1. Create a function that recodes the data for Name if there is a 'Mc' in it.  

## Introduction to Text Mining in Python
These exercises were adapted from Mining the Social Web, 2nd Edition [See origional here](https://github.com/ptwobrussell/Mining-the-Social-Web-2nd-Edition/) 
Simplified BSD License that governs its use.


In [35]:
 corpus = { 
 'a' : "Mr. Green killed Colonel Mustard in the study with the candlestick. \
Mr. Green is not a very nice fellow.",
 'b' : "Professor Plum has a green plant in his study.",
 'c' : "Miss Scarlett watered Professor Plum's green plant while he was away \
from his office last week."
}

#This will separate the documents (sentences) into terms
terms = {
 'a' : [ i.lower() for i in corpus['a'].split() ],
 'b' : [ i.lower() for i in corpus['b'].split() ],
 'c' : [ i.lower() for i in corpus['c'].split() ]
 }
terms

{'a': ['mr.',
  'green',
  'killed',
  'colonel',
  'mustard',
  'in',
  'the',
  'study',
  'with',
  'the',
  'candlestick.',
  'mr.',
  'green',
  'is',
  'not',
  'a',
  'very',
  'nice',
  'fellow.'],
 'b': ['professor',
  'plum',
  'has',
  'a',
  'green',
  'plant',
  'in',
  'his',
  'study.'],
 'c': ['miss',
  'scarlett',
  'watered',
  'professor',
  "plum's",
  'green',
  'plant',
  'while',
  'he',
  'was',
  'away',
  'from',
  'his',
  'office',
  'last',
  'week.']}

In [41]:
from math import log

# XXX: Enter in a query term from the corpus variable

#This is our terms we would like to use.
QUERY_TERMS = ['mr.', 'green']

#This calculates the term frequency normalized by the length.
def tf(term, doc, normalize):
    doc = doc.lower().split()
    if normalize:
        return doc.count(term.lower()) / float(len(doc))
    else:
        return doc.count(term.lower()) / 1.0

for (k, v) in sorted(corpus.items()):
    print k, ':', v
print
    
# Score queries by calculating cumulative tf_idf score for each term in query
query_scores = {'a': 0, 'b': 0, 'c': 0}

#This starts the search for each query
for term in [t.lower() for t in QUERY_TERMS]:
    #This starts the search for each document in the corpus
    for doc in sorted(corpus):
        print 'TF(%s): %s' % (doc, term), tf(term, corpus[doc], True)
        
print       
print "This does the same thing but unnormalized."
for term in [t.lower() for t in QUERY_TERMS]:
    #This starts the search for each document in the corpus
    for doc in sorted(corpus):
        print 'TF(%s): %s' % (doc, term), tf(term, corpus[doc], False)
    
  


    

a : Mr. Green killed Colonel Mustard in the study with the candlestick. Mr. Green is not a very nice fellow.
b : Professor Plum has a green plant in his study.
c : Miss Scarlett watered Professor Plum's green plant while he was away from his office last week.

TF(a): mr. 0.105263157895
TF(b): mr. 0.0
TF(c): mr. 0.0
TF(a): green 0.105263157895
TF(b): green 0.111111111111
TF(c): green 0.0625

This does the same thing but unnormalized
TF(a): mr. 2.0
TF(b): mr. 0.0
TF(c): mr. 0.0
TF(a): green 2.0
TF(b): green 1.0
TF(c): green 1.0


In [43]:
def idf(term, corpus):
    num_texts_with_term = len([True for text in corpus if term.lower()
                              in text.lower().split()])

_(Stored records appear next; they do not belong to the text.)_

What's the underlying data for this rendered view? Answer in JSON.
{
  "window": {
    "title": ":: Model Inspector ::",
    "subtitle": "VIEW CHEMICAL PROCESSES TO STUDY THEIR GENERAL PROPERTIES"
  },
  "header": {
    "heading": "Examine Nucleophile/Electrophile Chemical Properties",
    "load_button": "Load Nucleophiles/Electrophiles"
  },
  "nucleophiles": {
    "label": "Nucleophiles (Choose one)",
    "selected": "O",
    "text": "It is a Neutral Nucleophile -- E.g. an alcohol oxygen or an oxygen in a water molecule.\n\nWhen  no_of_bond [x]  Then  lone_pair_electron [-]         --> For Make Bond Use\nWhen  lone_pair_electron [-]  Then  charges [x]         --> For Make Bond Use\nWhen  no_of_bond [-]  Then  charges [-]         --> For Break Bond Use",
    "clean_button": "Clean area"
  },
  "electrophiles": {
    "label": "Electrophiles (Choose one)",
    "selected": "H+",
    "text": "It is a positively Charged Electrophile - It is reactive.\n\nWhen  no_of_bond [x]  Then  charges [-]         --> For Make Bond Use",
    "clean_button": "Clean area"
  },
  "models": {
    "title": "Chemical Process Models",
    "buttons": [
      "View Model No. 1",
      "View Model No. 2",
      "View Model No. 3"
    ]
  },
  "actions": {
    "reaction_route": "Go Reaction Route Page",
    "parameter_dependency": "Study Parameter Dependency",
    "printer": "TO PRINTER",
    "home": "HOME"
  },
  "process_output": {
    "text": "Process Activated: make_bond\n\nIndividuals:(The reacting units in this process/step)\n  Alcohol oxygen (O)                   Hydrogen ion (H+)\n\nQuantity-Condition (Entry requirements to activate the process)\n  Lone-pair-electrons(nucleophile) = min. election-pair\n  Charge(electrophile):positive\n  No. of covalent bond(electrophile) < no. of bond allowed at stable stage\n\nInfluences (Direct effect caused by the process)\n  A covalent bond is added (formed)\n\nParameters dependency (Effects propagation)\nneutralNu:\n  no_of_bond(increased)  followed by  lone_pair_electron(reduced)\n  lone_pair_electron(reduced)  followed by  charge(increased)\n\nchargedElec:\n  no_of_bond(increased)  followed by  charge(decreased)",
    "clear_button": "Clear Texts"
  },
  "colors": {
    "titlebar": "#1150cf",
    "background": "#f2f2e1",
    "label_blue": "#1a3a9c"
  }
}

    # tf-idf calc involves multiplying against a tf value less than 0, so it's
    # necessary to return a value greater than 1 for consistent scoring. 
    # (Multiplying two values less than 1 returns a value less than each of 
    # them.)
    

    try:
        return 1.0 + log(float(len(corpus)) / num_texts_with_term)
    except ZeroDivisionError:
        return 1.0

#This 
for term in [t.lower() for t in QUERY_TERMS]:
        print 'IDF: %s' % (term, ), idf(term, corpus.values())
        




IDF: mr. 2.09861228867
IDF: green 1.0


In [46]:

#TF-IDF Just multiplies the two together
def tf_idf(term, doc, corpus):
    return tf(term, doc, True) * idf(term, corpus)

query_scores = {'a': 0, 'b': 0, 'c': 0}
for term in [t.lower() for t in QUERY_TERMS]:
    for doc in sorted(corpus):
        print 'TF(%s): %s' % (doc, term), tf(term, corpus[doc], True)
    print 'IDF: %s' % (term, ), idf(term, corpus.values())
    print

    for doc in sorted(corpus):
        score = tf_idf(term, corpus[doc], corpus.values())
        print 'TF-IDF(%s): %s' % (doc, term), score
        query_scores[doc] += score
    print

print "Overall TF-IDF scores for query '%s'" % (' '.join(QUERY_TERMS), )
for (doc, score) in sorted(query_scores.items()):
    print doc, score

TF(a): mr. 0.105263157895
TF(b): mr. 0.0
TF(c): mr. 0.0
IDF: mr. 2.09861228867

TF-IDF(a): mr. 0.220906556702
TF-IDF(b): mr. 0.0
TF-IDF(c): mr. 0.0

TF(a): green 0.105263157895
TF(b): green 0.111111111111
TF(c): green 0.0625
IDF: green 1.0

TF-IDF(a): green 0.105263157895
TF-IDF(b): green 0.111111111111
TF-IDF(c): green 0.0625

Overall TF-IDF scores for query 'mr. green'
a 0.326169714597
b 0.111111111111
c 0.0625